Personal information
- Full name: Alan Thomas Woodman
- Date of birth: 7 June 1955
- Date of death: 8 May 2014 (aged 58)
- Place of death: Geelong
- Original team(s): Bannockburn
- Height: 191 cm (6 ft 3 in)
- Weight: 92 kg (203 lb)

Playing career^{1}
- Years: Club / Games (Goals)
- 1975–1979: Geelong / 58 (2)
- ^{1} Playing statistics correct to the end of 1979.

= Alan Woodman =

Australian rules footballer

Alan Thomas Woodman (7 June 1955 – 8 May 2014) was an Australian rules footballer who played with Geelong in the Victorian Football League (VFL).

Woodman was a defender from Bannockburn who played mostly as a centre half-back and in the back pocket. He had one of his best games in Geelong's semi final against North Melbourne in 1976, with 23 disposals, but finished on the losing team. In 1978 he appeared in 21 games, the most he would play in a single season.

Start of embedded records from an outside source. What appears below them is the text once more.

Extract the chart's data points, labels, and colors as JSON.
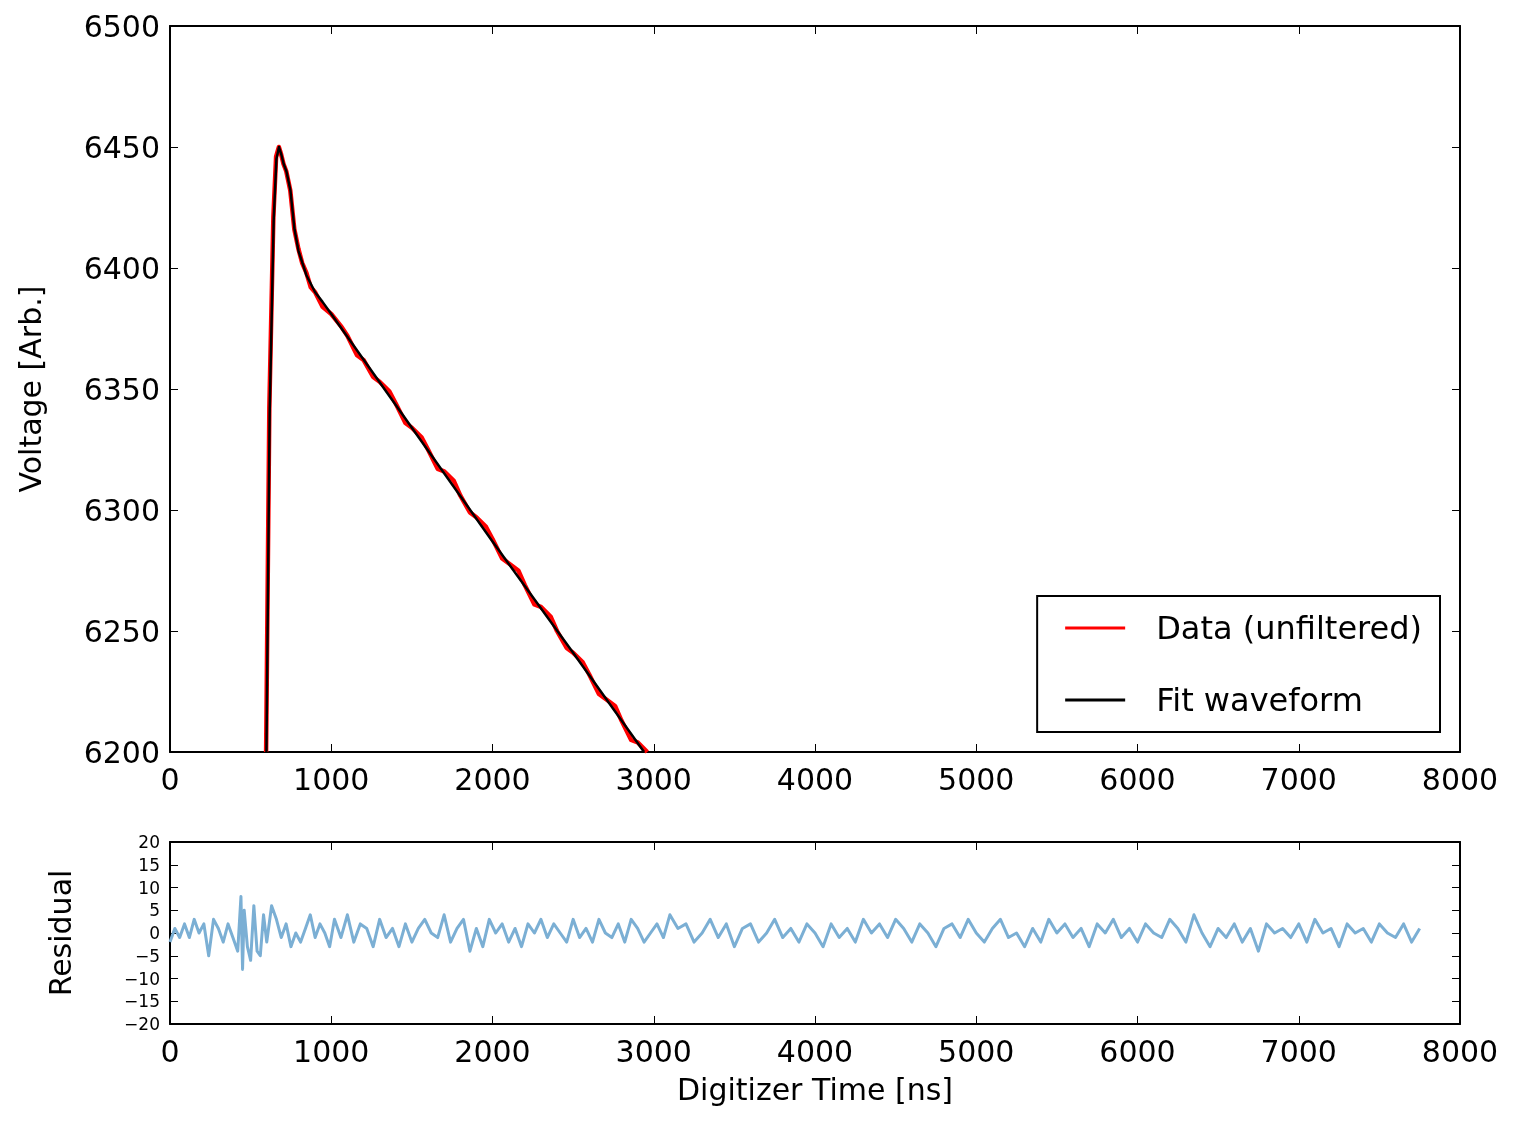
{
  "chart_data": [
    {
      "type": "line",
      "ylabel": "Voltage [Arb.]",
      "xlim": [
        0,
        8000
      ],
      "xticks": [
        0,
        1000,
        2000,
        3000,
        4000,
        5000,
        6000,
        7000,
        8000
      ],
      "ylim": [
        6200,
        6500
      ],
      "yticks": [
        6200,
        6250,
        6300,
        6350,
        6400,
        6450,
        6500
      ],
      "legend": "bottom right",
      "series": [
        {
          "name": "Data (unfiltered)",
          "color": "#ff0000",
          "x": [
            596,
            616,
            641,
            658,
            675,
            689,
            704,
            721,
            746,
            771,
            796,
            820,
            846,
            873,
            900,
            946,
            1000,
            1060,
            1100,
            1160,
            1200,
            1260,
            1300,
            1360,
            1400,
            1460,
            1500,
            1560,
            1600,
            1660,
            1700,
            1760,
            1800,
            1860,
            1900,
            1960,
            2000,
            2060,
            2100,
            2160,
            2200,
            2260,
            2300,
            2360,
            2400,
            2460,
            2500,
            2560,
            2600,
            2660,
            2700,
            2760,
            2800,
            2860,
            2900,
            2960
          ],
          "values": [
            6200,
            6342,
            6421,
            6446,
            6450,
            6447,
            6443,
            6440,
            6432,
            6416,
            6408,
            6402,
            6398,
            6392,
            6390,
            6384,
            6381,
            6376,
            6372,
            6364,
            6362,
            6355,
            6353,
            6349,
            6344,
            6336,
            6334,
            6330,
            6325,
            6317,
            6316,
            6312,
            6306,
            6299,
            6297,
            6293,
            6288,
            6280,
            6278,
            6275,
            6269,
            6261,
            6260,
            6256,
            6250,
            6243,
            6241,
            6237,
            6232,
            6224,
            6222,
            6219,
            6213,
            6205,
            6204,
            6200
          ]
        },
        {
          "name": "Fit waveform",
          "color": "#000000",
          "x": [
            598,
            618,
            643,
            660,
            676,
            690,
            705,
            722,
            747,
            772,
            797,
            846,
            900,
            946,
            1000,
            1500,
            2000,
            2500,
            2940
          ],
          "values": [
            6200,
            6340,
            6420,
            6445,
            6450,
            6447,
            6443,
            6440,
            6432,
            6416,
            6407,
            6397,
            6390,
            6386,
            6381,
            6334,
            6287,
            6241,
            6200
          ]
        }
      ]
    },
    {
      "type": "line",
      "xlabel": "Digitizer Time [ns]",
      "ylabel": "Residual",
      "xlim": [
        0,
        8000
      ],
      "xticks": [
        0,
        1000,
        2000,
        3000,
        4000,
        5000,
        6000,
        7000,
        8000
      ],
      "ylim": [
        -20,
        20
      ],
      "yticks": [
        {
          "value": -20,
          "label": "−20"
        },
        {
          "value": -15,
          "label": "−15"
        },
        {
          "value": -10,
          "label": "−10"
        },
        {
          "value": -5,
          "label": "−5"
        },
        0,
        5,
        10,
        15,
        20
      ],
      "series": [
        {
          "color": "#7bafd4",
          "x": [
            0,
            30,
            60,
            90,
            120,
            150,
            180,
            210,
            240,
            270,
            300,
            330,
            360,
            390,
            420,
            440,
            450,
            460,
            480,
            500,
            520,
            540,
            560,
            580,
            600,
            630,
            660,
            690,
            720,
            750,
            780,
            810,
            840,
            870,
            900,
            930,
            960,
            990,
            1020,
            1060,
            1100,
            1140,
            1180,
            1220,
            1260,
            1300,
            1340,
            1380,
            1420,
            1460,
            1500,
            1540,
            1580,
            1620,
            1660,
            1700,
            1740,
            1780,
            1820,
            1860,
            1900,
            1940,
            1980,
            2020,
            2060,
            2100,
            2140,
            2180,
            2220,
            2260,
            2300,
            2340,
            2380,
            2420,
            2460,
            2500,
            2540,
            2580,
            2620,
            2660,
            2700,
            2740,
            2780,
            2820,
            2860,
            2900,
            2940,
            2980,
            3020,
            3060,
            3100,
            3150,
            3200,
            3250,
            3300,
            3350,
            3400,
            3450,
            3500,
            3550,
            3600,
            3650,
            3700,
            3750,
            3800,
            3850,
            3900,
            3950,
            4000,
            4050,
            4100,
            4150,
            4200,
            4250,
            4300,
            4350,
            4400,
            4450,
            4500,
            4550,
            4600,
            4650,
            4700,
            4750,
            4800,
            4850,
            4900,
            4950,
            5000,
            5050,
            5100,
            5150,
            5200,
            5250,
            5300,
            5350,
            5400,
            5450,
            5500,
            5550,
            5600,
            5650,
            5700,
            5750,
            5800,
            5850,
            5900,
            5950,
            6000,
            6050,
            6100,
            6150,
            6200,
            6250,
            6300,
            6350,
            6400,
            6450,
            6500,
            6550,
            6600,
            6650,
            6700,
            6750,
            6800,
            6850,
            6900,
            6950,
            7000,
            7050,
            7100,
            7150,
            7200,
            7250,
            7300,
            7350,
            7400,
            7450,
            7500,
            7550,
            7600,
            7650,
            7700,
            7750
          ],
          "values": [
            -2,
            1,
            -1,
            2,
            -1,
            3,
            0,
            2,
            -5,
            3,
            1,
            -2,
            2,
            -1,
            -4,
            8,
            -8,
            5,
            -3,
            -6,
            6,
            -4,
            -5,
            4,
            -2,
            6,
            3,
            -1,
            2,
            -3,
            0,
            -2,
            1,
            4,
            -1,
            2,
            0,
            -3,
            3,
            -1,
            4,
            -2,
            2,
            1,
            -3,
            3,
            -1,
            1,
            -3,
            2,
            -2,
            1,
            3,
            0,
            -1,
            4,
            -2,
            1,
            3,
            -4,
            1,
            -3,
            3,
            0,
            2,
            -2,
            1,
            -3,
            2,
            0,
            3,
            -1,
            2,
            0,
            -2,
            3,
            -1,
            1,
            -2,
            3,
            0,
            -1,
            2,
            -2,
            3,
            1,
            -2,
            0,
            2,
            -1,
            4,
            1,
            2,
            -2,
            0,
            3,
            -1,
            2,
            -3,
            1,
            2,
            -2,
            0,
            3,
            -1,
            1,
            -2,
            2,
            0,
            -3,
            2,
            -1,
            1,
            -2,
            3,
            0,
            2,
            -1,
            3,
            1,
            -2,
            2,
            0,
            -3,
            1,
            2,
            -1,
            3,
            0,
            -2,
            1,
            3,
            -1,
            0,
            -3,
            1,
            -2,
            3,
            0,
            2,
            -1,
            1,
            -3,
            2,
            0,
            3,
            -1,
            1,
            -2,
            2,
            0,
            -1,
            3,
            1,
            -2,
            4,
            0,
            -3,
            1,
            -1,
            2,
            -2,
            1,
            -4,
            2,
            0,
            1,
            -1,
            2,
            -2,
            3,
            0,
            1,
            -3,
            2,
            0,
            1,
            -2,
            2,
            0,
            -1,
            2,
            -2,
            1
          ]
        }
      ]
    }
  ]
}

In 1982 and 1983, Woodman won the Hampden Football League's Maskell Medal, while playing with Camperdown. He was the first player to win the award back to back since George Swarbrick in the 1950s, another Geelong footballer. Alan also played locally with Grovedale, St Albans, Barwon and Winchelsea; however Alan is held in high regard with the Bannockburn Tigers named as their Captain in the Team of the Century (Alan guided the Tigers to their first flag in over 50 years in 1990). Alan promised the club that he would return someday after he was picked up by the Cats (VFL/AFL). Alan was one of Geelong's toughest footballers who was hard on his players and himself; he once played out a game with a broken jaw whilst at Grovedale and had his jaw wired up at hospital after playing out the remainder of the match. He died aged 58 on 8 May 2014.